Typically Dennett’s is a relatively lonely voice ranged against those who would assert that qualia, direct private phenomenal experiences, are knowably, undeniably real, however hard they may be to explain and to reconcile with the objective third-person world described by science. Now Justin Sytsma (‘Dennett’s Theory of the Folk Theory’, JCS Vol 17, no 3-4) interestingly takes a different tack, suggesting that in fact Dennett has conceded too much by accepting that the folk theory, what ordinary people naively believe about their own experience, includes belief in qualia. He quotes Dennett saying:

“there seem to be qualia, because it really does seem as if science has shown us that colors can’t be out there, and hence must be in here…”

Reasonably, if somewhat unphilosophically, Sytsma treats what people actually believe as an empirical matter, something we can test; in a sense we could say that this is turning heterophenomenology on itself. It turns out, apparently, that Dennett’s assumption is false: in fact people don’t regard, say, redness, as an ineffable mental quality, but as a real property of things in the world.  Perhaps ordinary people are more sophisticated than Dennett has given them credit for: perhaps less; not sufficiently aware of  ‘what science has shown us‘ for it to have had much impact on what they believe.

What are we to make of this? Well, one issue is that there is an inbuilt tension in the entity we’re trying to discuss: Sytsma is talking about folk theories: but folk beliefs are really what we have when we have no theories: a folk theory is a kind of contradiction in terms. Julian of Norwich, I think, said that the worst thing about heretics was that they forced honest Christians to determine the truth of theological propositions which pious folk could otherwise have ignored; in a similar way we might argue that philosophical experimenters force their subjects into addressing tricky phenomenological questions which would otherwise never have troubled them.
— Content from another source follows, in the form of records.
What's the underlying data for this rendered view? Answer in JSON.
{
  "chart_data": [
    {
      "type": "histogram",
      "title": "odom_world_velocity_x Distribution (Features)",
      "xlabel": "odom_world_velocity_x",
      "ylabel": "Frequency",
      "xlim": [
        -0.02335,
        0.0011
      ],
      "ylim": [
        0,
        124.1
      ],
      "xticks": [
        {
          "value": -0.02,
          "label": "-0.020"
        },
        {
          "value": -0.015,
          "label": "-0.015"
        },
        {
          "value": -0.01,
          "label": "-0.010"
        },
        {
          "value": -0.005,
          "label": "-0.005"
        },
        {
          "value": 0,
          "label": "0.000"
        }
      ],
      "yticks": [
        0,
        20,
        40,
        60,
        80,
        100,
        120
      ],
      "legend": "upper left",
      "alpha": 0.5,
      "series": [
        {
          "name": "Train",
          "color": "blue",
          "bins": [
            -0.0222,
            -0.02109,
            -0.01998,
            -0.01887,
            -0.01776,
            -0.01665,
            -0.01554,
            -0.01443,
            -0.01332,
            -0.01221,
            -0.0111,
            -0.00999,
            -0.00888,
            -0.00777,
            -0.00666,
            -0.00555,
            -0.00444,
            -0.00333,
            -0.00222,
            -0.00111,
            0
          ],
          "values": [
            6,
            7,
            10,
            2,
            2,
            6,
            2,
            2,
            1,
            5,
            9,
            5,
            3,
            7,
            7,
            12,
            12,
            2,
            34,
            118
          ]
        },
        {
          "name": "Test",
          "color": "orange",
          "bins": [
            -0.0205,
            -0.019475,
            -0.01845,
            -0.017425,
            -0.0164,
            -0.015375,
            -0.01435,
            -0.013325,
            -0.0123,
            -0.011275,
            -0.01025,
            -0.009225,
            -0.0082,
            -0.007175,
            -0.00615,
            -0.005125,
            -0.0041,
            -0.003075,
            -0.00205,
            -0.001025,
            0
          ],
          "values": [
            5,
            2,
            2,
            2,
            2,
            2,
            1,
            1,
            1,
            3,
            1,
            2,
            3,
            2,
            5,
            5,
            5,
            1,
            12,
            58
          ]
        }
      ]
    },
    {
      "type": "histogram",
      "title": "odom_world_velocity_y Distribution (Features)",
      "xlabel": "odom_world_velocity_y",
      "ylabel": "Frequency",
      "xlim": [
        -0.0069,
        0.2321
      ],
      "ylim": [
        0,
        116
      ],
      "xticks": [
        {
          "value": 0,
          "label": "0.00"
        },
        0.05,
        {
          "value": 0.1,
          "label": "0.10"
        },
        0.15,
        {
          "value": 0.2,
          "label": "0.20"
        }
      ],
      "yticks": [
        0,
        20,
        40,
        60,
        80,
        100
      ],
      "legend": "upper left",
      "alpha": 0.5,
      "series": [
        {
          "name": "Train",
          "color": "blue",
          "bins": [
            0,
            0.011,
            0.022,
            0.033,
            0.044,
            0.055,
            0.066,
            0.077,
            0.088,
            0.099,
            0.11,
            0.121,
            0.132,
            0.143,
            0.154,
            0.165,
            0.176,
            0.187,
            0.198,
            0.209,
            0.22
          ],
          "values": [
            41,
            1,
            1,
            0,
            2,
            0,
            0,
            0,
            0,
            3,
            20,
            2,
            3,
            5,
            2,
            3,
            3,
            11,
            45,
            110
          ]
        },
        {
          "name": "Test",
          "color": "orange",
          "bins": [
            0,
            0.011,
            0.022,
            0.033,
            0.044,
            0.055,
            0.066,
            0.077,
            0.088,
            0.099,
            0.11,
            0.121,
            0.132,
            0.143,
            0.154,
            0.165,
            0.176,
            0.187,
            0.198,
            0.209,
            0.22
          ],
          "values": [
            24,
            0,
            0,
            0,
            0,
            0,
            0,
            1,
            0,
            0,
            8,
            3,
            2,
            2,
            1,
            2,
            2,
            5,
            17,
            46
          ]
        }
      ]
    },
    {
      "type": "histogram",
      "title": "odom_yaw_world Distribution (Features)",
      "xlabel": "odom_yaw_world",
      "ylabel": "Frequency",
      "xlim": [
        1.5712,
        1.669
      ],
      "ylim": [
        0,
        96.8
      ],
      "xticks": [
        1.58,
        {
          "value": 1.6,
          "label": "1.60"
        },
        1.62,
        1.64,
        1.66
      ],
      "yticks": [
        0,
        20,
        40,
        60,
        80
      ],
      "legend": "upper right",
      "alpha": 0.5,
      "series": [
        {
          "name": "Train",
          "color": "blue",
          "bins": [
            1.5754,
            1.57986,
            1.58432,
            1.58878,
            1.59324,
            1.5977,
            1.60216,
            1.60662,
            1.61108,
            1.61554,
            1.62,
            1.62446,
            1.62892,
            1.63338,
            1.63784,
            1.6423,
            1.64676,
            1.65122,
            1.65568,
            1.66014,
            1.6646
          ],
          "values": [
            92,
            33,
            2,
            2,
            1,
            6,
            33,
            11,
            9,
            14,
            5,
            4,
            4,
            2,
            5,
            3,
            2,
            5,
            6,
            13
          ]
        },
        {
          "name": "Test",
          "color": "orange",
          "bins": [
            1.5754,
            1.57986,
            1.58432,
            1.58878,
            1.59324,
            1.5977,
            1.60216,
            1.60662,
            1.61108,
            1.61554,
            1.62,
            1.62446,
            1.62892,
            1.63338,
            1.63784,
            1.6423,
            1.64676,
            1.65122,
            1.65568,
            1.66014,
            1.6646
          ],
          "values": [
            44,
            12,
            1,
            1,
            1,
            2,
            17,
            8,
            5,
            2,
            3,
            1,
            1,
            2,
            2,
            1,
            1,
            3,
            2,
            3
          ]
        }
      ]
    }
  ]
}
Sytsma, then, by asking his subjects questions, was not evoking their previously-held views on phenomenology so much as engendering these views for the first time. There is an obvious danger that the terms of the question would tend to influence the form of the views evoked; but really that doesn’t matter because whatever view Sytsma evoked, it would be different to the no-view that his subjects held initially. Is the folk view pro or anti qualia?  The most accurate answer is probably ‘no’.

However,  forensically Dennett must be in the right.  If we want to establish a position, we need to argue against its negation; even if the majority or ‘the folk’ favour our view, we must instead argue against an arbitrary opponent; in fact against all the most plausible and persuasive opponents we can think of.  Even if Dennett was wrong about what people generally believe, tactically it was correct to assume that they disagreed with him: without being unduly elitist, what the majority, or the folk, or the man on the Clapham omnibus actually happen to think, is in this case philosophically uninteresting. We need not worry about whether we should endorse a sceptical theory about Dennett’s sceptical theory about folk theories. Isn’t that a relief?